Mister Miracle and Granny Goodness have clashed on a few occasions, but the real strength and weight of their rivalry comes not from the frequency of their encounters but the symbolism of their legacies.
At the foundation, Mister Miracle and Granny Goodness have completely opposing upbringings. Not only is one of New Genesis and one of Apokolips – thus representing good and evil from the get go – but their lineages could not be more different. As the son of Highfather, Mister Miracle was born into the highest echelons of power and society on New Genesis, and were it not for the fateful treaty that sent him to Apokolips, he would have benefited from the privileges, comforts, and duties associated with his class of New God. Conversely, Granny Goodness began life as an unknown peasant. The so-called “lowlies” of Apokolips were, unsurprisingly, the absolute lowest class of citizen; they had no possessions, no rights, and lived only in the service of Darkseid. This not only makes Granny Goodness’ rise to her eventual rank and post an incredible exception – no other lowlie ever gained such power or respect – but it also helps to highlight the inverse trajectory of Mister Miracle’s existence, in which his privilege was stripped from him when he was thrown into an Apokoliptian orphanage.

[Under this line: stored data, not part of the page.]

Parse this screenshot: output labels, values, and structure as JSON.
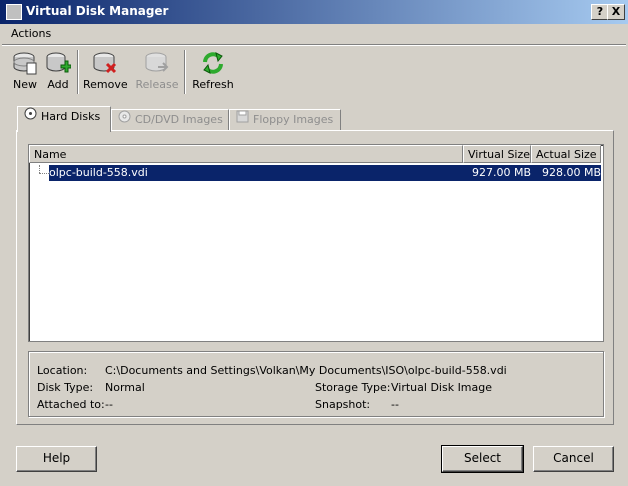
{
  "window": {
    "title": "Virtual Disk Manager",
    "help_btn": "?",
    "close_btn": "X"
  },
  "menu": {
    "actions": "Actions"
  },
  "toolbar": {
    "new": "New",
    "add": "Add",
    "remove": "Remove",
    "release": "Release",
    "refresh": "Refresh"
  },
  "tabs": [
    {
      "label": "Hard Disks"
    },
    {
      "label": "CD/DVD Images"
    },
    {
      "label": "Floppy Images"
    }
  ],
  "list": {
    "columns": [
      "Name",
      "Virtual Size",
      "Actual Size"
    ],
    "rows": [
      {
        "name": "olpc-build-558.vdi",
        "virtual_size": "927.00 MB",
        "actual_size": "928.00 MB"
      }
    ]
  },
  "details": {
    "location_label": "Location:",
    "location_value": "C:\\Documents and Settings\\Volkan\\My Documents\\ISO\\olpc-build-558.vdi",
    "disk_type_label": "Disk Type:",
    "disk_type_value": "Normal",
    "storage_type_label": "Storage Type:",
    "storage_type_value": "Virtual Disk Image",
    "attached_to_label": "Attached to:",
    "attached_to_value": "--",
    "snapshot_label": "Snapshot:",
    "snapshot_value": "--"
  },
  "buttons": {
    "help": "Help",
    "select": "Select",
    "cancel": "Cancel"
  },
  "colors": {
    "selection": "#0a246a",
    "titlebar_start": "#0a246a",
    "face": "#d4d0c8"
  }
}
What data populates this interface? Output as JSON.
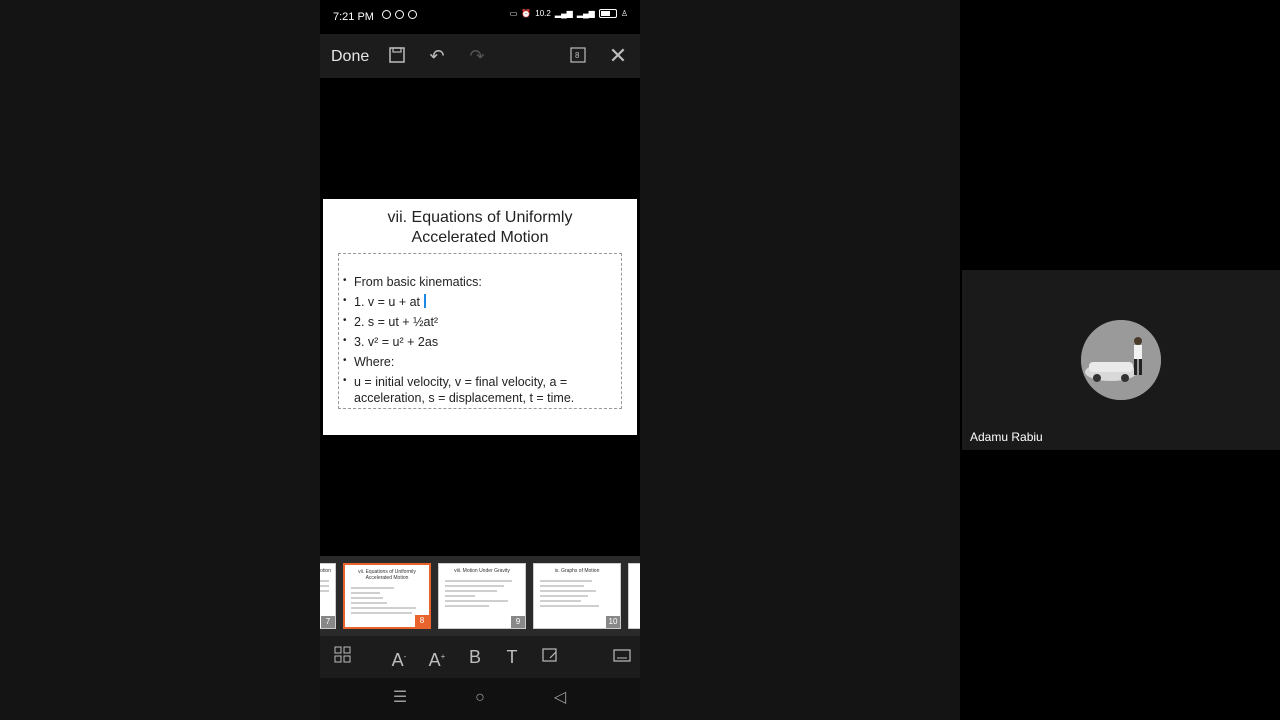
{
  "status": {
    "time": "7:21 PM",
    "net_speed": "10.2"
  },
  "toolbar": {
    "done_label": "Done",
    "page_badge": "8"
  },
  "slide": {
    "title_line1": "vii. Equations of Uniformly",
    "title_line2": "Accelerated Motion",
    "bullets": [
      "From basic kinematics:",
      "1. v = u + at",
      "2. s = ut + ½at²",
      "3. v² = u² + 2as",
      "Where:",
      "u = initial velocity, v = final velocity, a = acceleration, s = displacement, t = time."
    ]
  },
  "thumbnails": [
    {
      "title": "vii. Equations of Uniformly Accelerated Motion",
      "number": "8"
    },
    {
      "title": "viii. Motion Under Gravity",
      "number": "9"
    },
    {
      "title": "ix. Graphs of Motion",
      "number": "10"
    }
  ],
  "partial_thumb": {
    "title": "otion",
    "number": "7"
  },
  "participant": {
    "name": "Adamu Rabiu"
  },
  "colors": {
    "accent": "#e8642c",
    "cursor": "#1e88e5"
  }
}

Somewhat ironically, it is the trajectories of both characters that help to reinforce their rather contradictory symbolic meaning.Despite rising from the depths of Apokoliptian society, Granny Goodness is anything but an embodiment of transcendence. Her success and promotion through the ranks of Darkseid’s forces had nothing to do with her uniqueness and everything to do with her buying into the structure of oppression. Everything she achieved was the result of exemplifying exactly the traits demanded of her, and even in her acts of disobedience towards her trainers, she demonstrated unwavering fealty to Darkseid himself. And despite now largely taking on the role of oppressor herself, she is still completely subservient to Darkseid. She may no longer be a lowlie in the technical sense, but in reality she is no freer than she was before.

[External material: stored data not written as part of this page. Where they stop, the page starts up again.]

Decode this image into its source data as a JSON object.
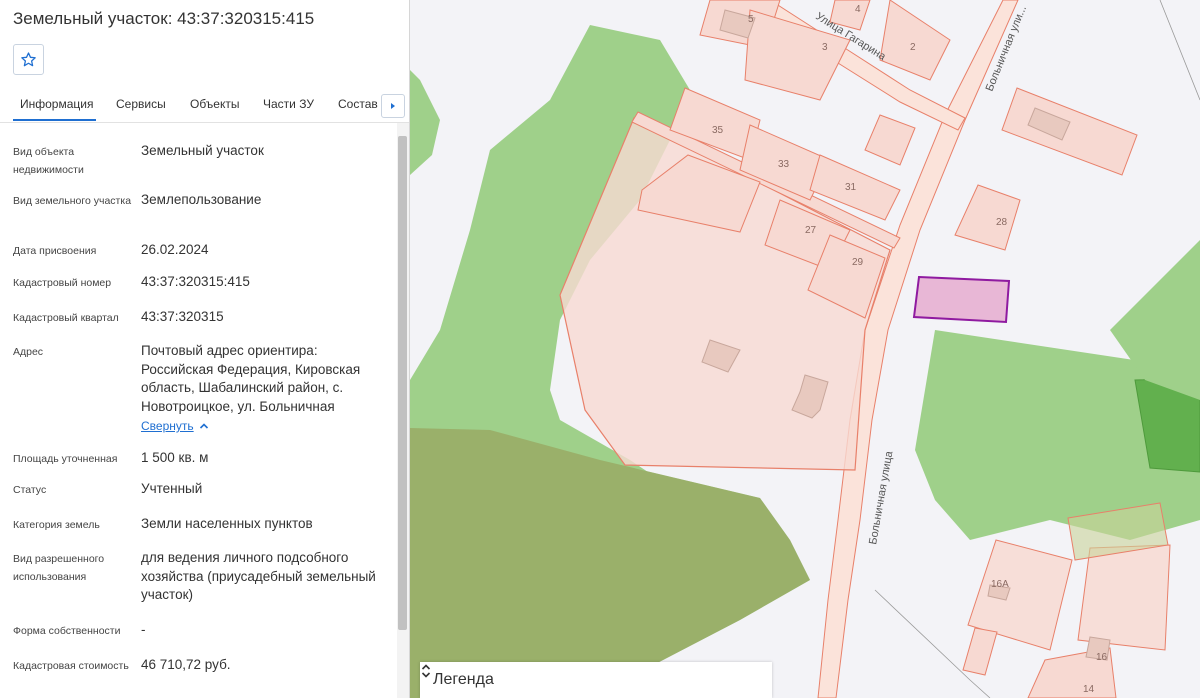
{
  "panel": {
    "title": "Земельный участок: 43:37:320315:415",
    "tabs": [
      "Информация",
      "Сервисы",
      "Объекты",
      "Части ЗУ",
      "Состав"
    ],
    "active_tab": "Информация",
    "fields": [
      {
        "label": "Вид объекта недвижимости",
        "value": "Земельный участок"
      },
      {
        "label": "Вид земельного участка",
        "value": "Землепользование"
      },
      {
        "label": "Дата присвоения",
        "value": "26.02.2024"
      },
      {
        "label": "Кадастровый номер",
        "value": "43:37:320315:415"
      },
      {
        "label": "Кадастровый квартал",
        "value": "43:37:320315"
      },
      {
        "label": "Адрес",
        "value": "Почтовый адрес ориентира: Российская Федерация, Кировская область, Шабалинский район, с. Новотроицкое, ул. Больничная"
      },
      {
        "label": "Площадь уточненная",
        "value": "1 500 кв. м"
      },
      {
        "label": "Статус",
        "value": "Учтенный"
      },
      {
        "label": "Категория земель",
        "value": "Земли населенных пунктов"
      },
      {
        "label": "Вид разрешенного использования",
        "value": "для ведения личного подсобного хозяйства (приусадебный земельный участок)"
      },
      {
        "label": "Форма собственности",
        "value": "-"
      },
      {
        "label": "Кадастровая стоимость",
        "value": "46 710,72 руб."
      }
    ],
    "collapse_link": "Свернуть"
  },
  "map": {
    "street_labels": [
      "Улица Гагарина",
      "Больничная улица",
      "Больничная ули..."
    ],
    "house_numbers": [
      "5",
      "4",
      "3",
      "2",
      "35",
      "33",
      "31",
      "28",
      "27",
      "29",
      "16А",
      "16",
      "14"
    ],
    "legend_label": "Легенда",
    "colors": {
      "map_background": "#f3f3f7",
      "green_area": "#9fd08a",
      "parcel_fill": "#f7d9d2",
      "parcel_stroke": "#e8806a",
      "selected_fill": "#e8b7d6",
      "selected_stroke": "#8f1aa0",
      "road_fill": "#fbe3da"
    }
  }
}
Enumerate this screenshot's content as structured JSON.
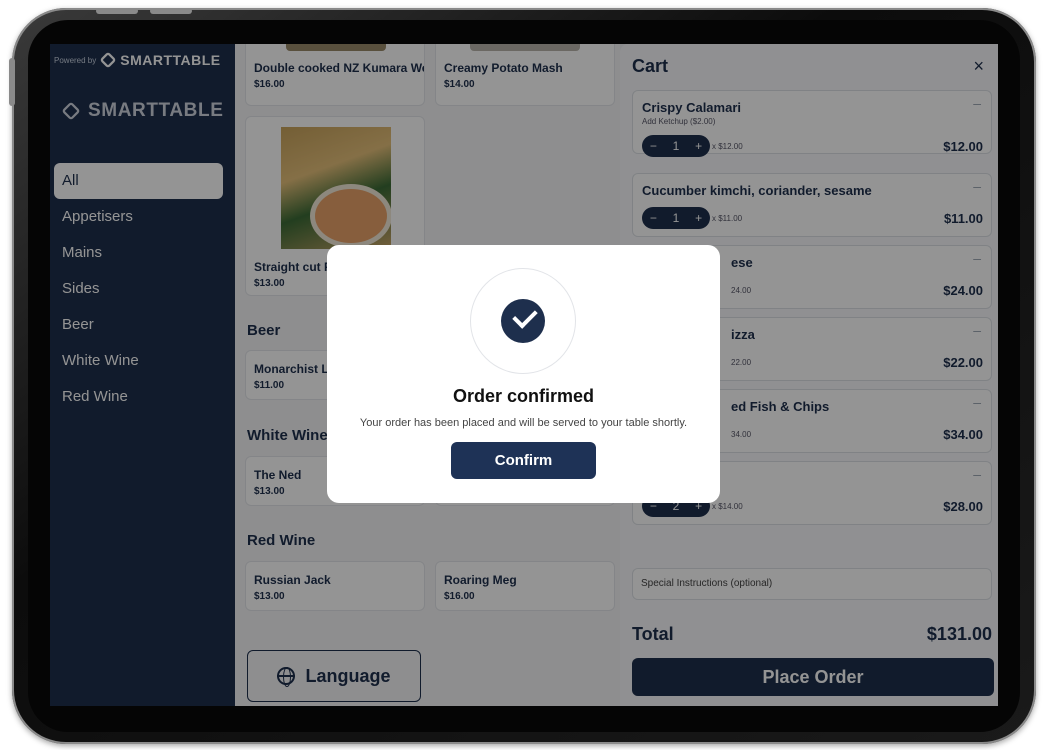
{
  "sidebar": {
    "powered_by": "Powered by",
    "brand": "SMARTTABLE",
    "items": [
      {
        "label": "All"
      },
      {
        "label": "Appetisers"
      },
      {
        "label": "Mains"
      },
      {
        "label": "Sides"
      },
      {
        "label": "Beer"
      },
      {
        "label": "White Wine"
      },
      {
        "label": "Red Wine"
      }
    ]
  },
  "menu": {
    "sides": [
      {
        "name": "Double cooked NZ Kumara We",
        "price": "$16.00"
      },
      {
        "name": "Creamy Potato Mash",
        "price": "$14.00"
      },
      {
        "name": "Straight cut F",
        "price": "$13.00"
      }
    ],
    "beer_title": "Beer",
    "beer": [
      {
        "name": "Monarchist L",
        "price": "$11.00"
      }
    ],
    "white_title": "White Wine",
    "white": [
      {
        "name": "The Ned",
        "price": "$13.00"
      }
    ],
    "red_title": "Red Wine",
    "red": [
      {
        "name": "Russian Jack",
        "price": "$13.00"
      },
      {
        "name": "Roaring Meg",
        "price": "$16.00"
      }
    ],
    "language_label": "Language"
  },
  "cart": {
    "title": "Cart",
    "close": "×",
    "items": [
      {
        "name": "Crispy Calamari",
        "option": "Add Ketchup ($2.00)",
        "qty": "1",
        "unit": "x $12.00",
        "price": "$12.00"
      },
      {
        "name": "Cucumber kimchi, coriander, sesame",
        "qty": "1",
        "unit": "x $11.00",
        "price": "$11.00"
      },
      {
        "name": "ese",
        "unit": "24.00",
        "price": "$24.00"
      },
      {
        "name": "izza",
        "unit": "22.00",
        "price": "$22.00"
      },
      {
        "name": "ed Fish & Chips",
        "unit": "34.00",
        "price": "$34.00"
      },
      {
        "qty": "2",
        "unit": "x $14.00",
        "price": "$28.00"
      }
    ],
    "remove": "–",
    "minus": "−",
    "plus": "+",
    "special_placeholder": "Special Instructions (optional)",
    "total_label": "Total",
    "total_value": "$131.00",
    "place_order": "Place Order"
  },
  "modal": {
    "title": "Order confirmed",
    "body": "Your order has been placed and will be served to your table shortly.",
    "confirm": "Confirm"
  },
  "colors": {
    "brand_navy": "#1e2f4d"
  }
}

By contrast, Mister Miracle’s imprisonment illuminated the notion of the freedom that he once had and now had lost. It inspired him to escape, and with every breach of security he solidified his freedom. With every defiant refusal to break in either spirit or body, he exercised the free will and independence of thought that are the greatest enemies to the kind of totalitarian oppression exemplified by Darkseid and Granny Goodness. He cannot be contained or subdued, escaping any conceivable prison thanks to his mind, his body, his talent, and his technology, all of which are symbolic of freedom – flying witht he aid of his aero-discs and teleporting with the aid of his Mother Box may be the two most powerful images of freedom in his mythos.

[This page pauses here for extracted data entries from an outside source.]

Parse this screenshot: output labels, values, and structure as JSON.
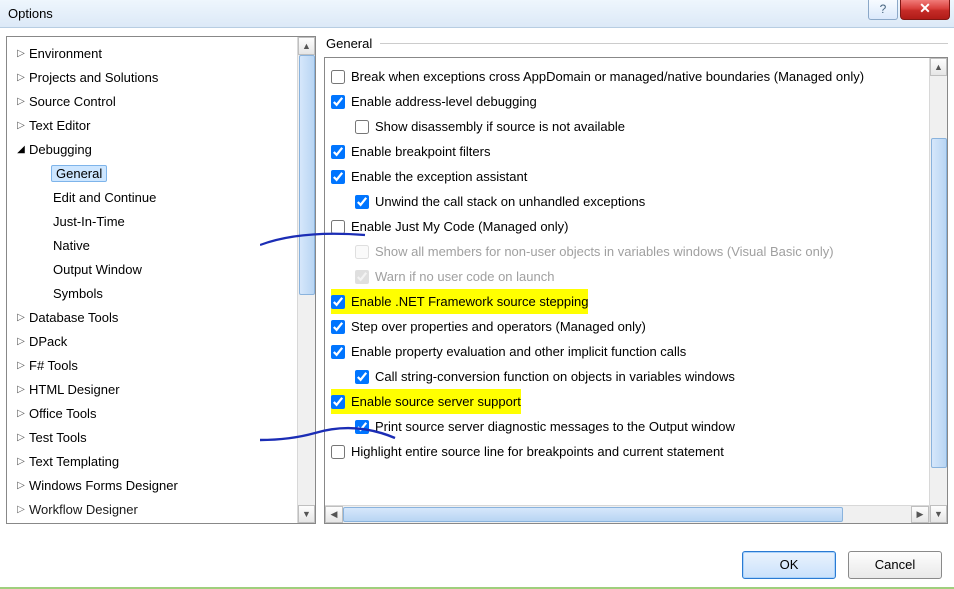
{
  "window": {
    "title": "Options"
  },
  "buttons": {
    "ok": "OK",
    "cancel": "Cancel"
  },
  "group": {
    "title": "General"
  },
  "tree": {
    "environment": "Environment",
    "projects": "Projects and Solutions",
    "source_control": "Source Control",
    "text_editor": "Text Editor",
    "debugging": "Debugging",
    "debugging_children": {
      "general": "General",
      "edit_continue": "Edit and Continue",
      "jit": "Just-In-Time",
      "native": "Native",
      "output": "Output Window",
      "symbols": "Symbols"
    },
    "db_tools": "Database Tools",
    "dpack": "DPack",
    "fsharp": "F# Tools",
    "html": "HTML Designer",
    "office": "Office Tools",
    "test": "Test Tools",
    "templating": "Text Templating",
    "winforms": "Windows Forms Designer",
    "workflow": "Workflow Designer"
  },
  "opts": {
    "break_appdomain": {
      "label": "Break when exceptions cross AppDomain or managed/native boundaries (Managed only)",
      "checked": false,
      "disabled": false
    },
    "addr_dbg": {
      "label": "Enable address-level debugging",
      "checked": true,
      "disabled": false
    },
    "show_disasm": {
      "label": "Show disassembly if source is not available",
      "checked": false,
      "disabled": false
    },
    "bp_filters": {
      "label": "Enable breakpoint filters",
      "checked": true,
      "disabled": false
    },
    "exc_assist": {
      "label": "Enable the exception assistant",
      "checked": true,
      "disabled": false
    },
    "unwind": {
      "label": "Unwind the call stack on unhandled exceptions",
      "checked": true,
      "disabled": false
    },
    "just_my_code": {
      "label": "Enable Just My Code (Managed only)",
      "checked": false,
      "disabled": false
    },
    "show_nonuser": {
      "label": "Show all members for non-user objects in variables windows (Visual Basic only)",
      "checked": false,
      "disabled": true
    },
    "warn_nocode": {
      "label": "Warn if no user code on launch",
      "checked": true,
      "disabled": true
    },
    "net_src_step": {
      "label": "Enable .NET Framework source stepping",
      "checked": true,
      "disabled": false,
      "highlight": true
    },
    "step_over_props": {
      "label": "Step over properties and operators (Managed only)",
      "checked": true,
      "disabled": false
    },
    "prop_eval": {
      "label": "Enable property evaluation and other implicit function calls",
      "checked": true,
      "disabled": false
    },
    "call_stringconv": {
      "label": "Call string-conversion function on objects in variables windows",
      "checked": true,
      "disabled": false
    },
    "src_server": {
      "label": "Enable source server support",
      "checked": true,
      "disabled": false,
      "highlight": true
    },
    "src_server_diag": {
      "label": "Print source server diagnostic messages to the Output window",
      "checked": true,
      "disabled": false
    },
    "hl_src_line": {
      "label": "Highlight entire source line for breakpoints and current statement",
      "checked": false,
      "disabled": false
    }
  }
}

But most importantly, not only do these characters embody freedom and oppression, they believe in them. As leader and trainer of the Female Furies, Granny Goodness employs the same tactics on her soldiers as the ones once used on her. She has accepted the system of oppression and reinforces its behaviours and practices. Mister Miracle, on the other hand, is one of the few beings in all of creation to possess the Anti-Life Equation – the mathematical proof of the futility of life that grants its wielder the ability to bend any mind to its will. And yet, in spite of possessing its incredible power, he has proven both immune to its effects and also does not use it. So powerful is his belief in freedom that he will not unleash the Anti-Life Equation on any other being.
It is that belief, in addition to that embodiment, that elevates both Mister Miracle and Granny Goodness to the level of godhood. They are not mere representations of freedom and oppression, they are living personifications of those concepts. Their mythological clash is therefore not merely one of fists and wits, but also of symbolism and meaning, making their rivalry integral to exploring and understanding the DC Universe.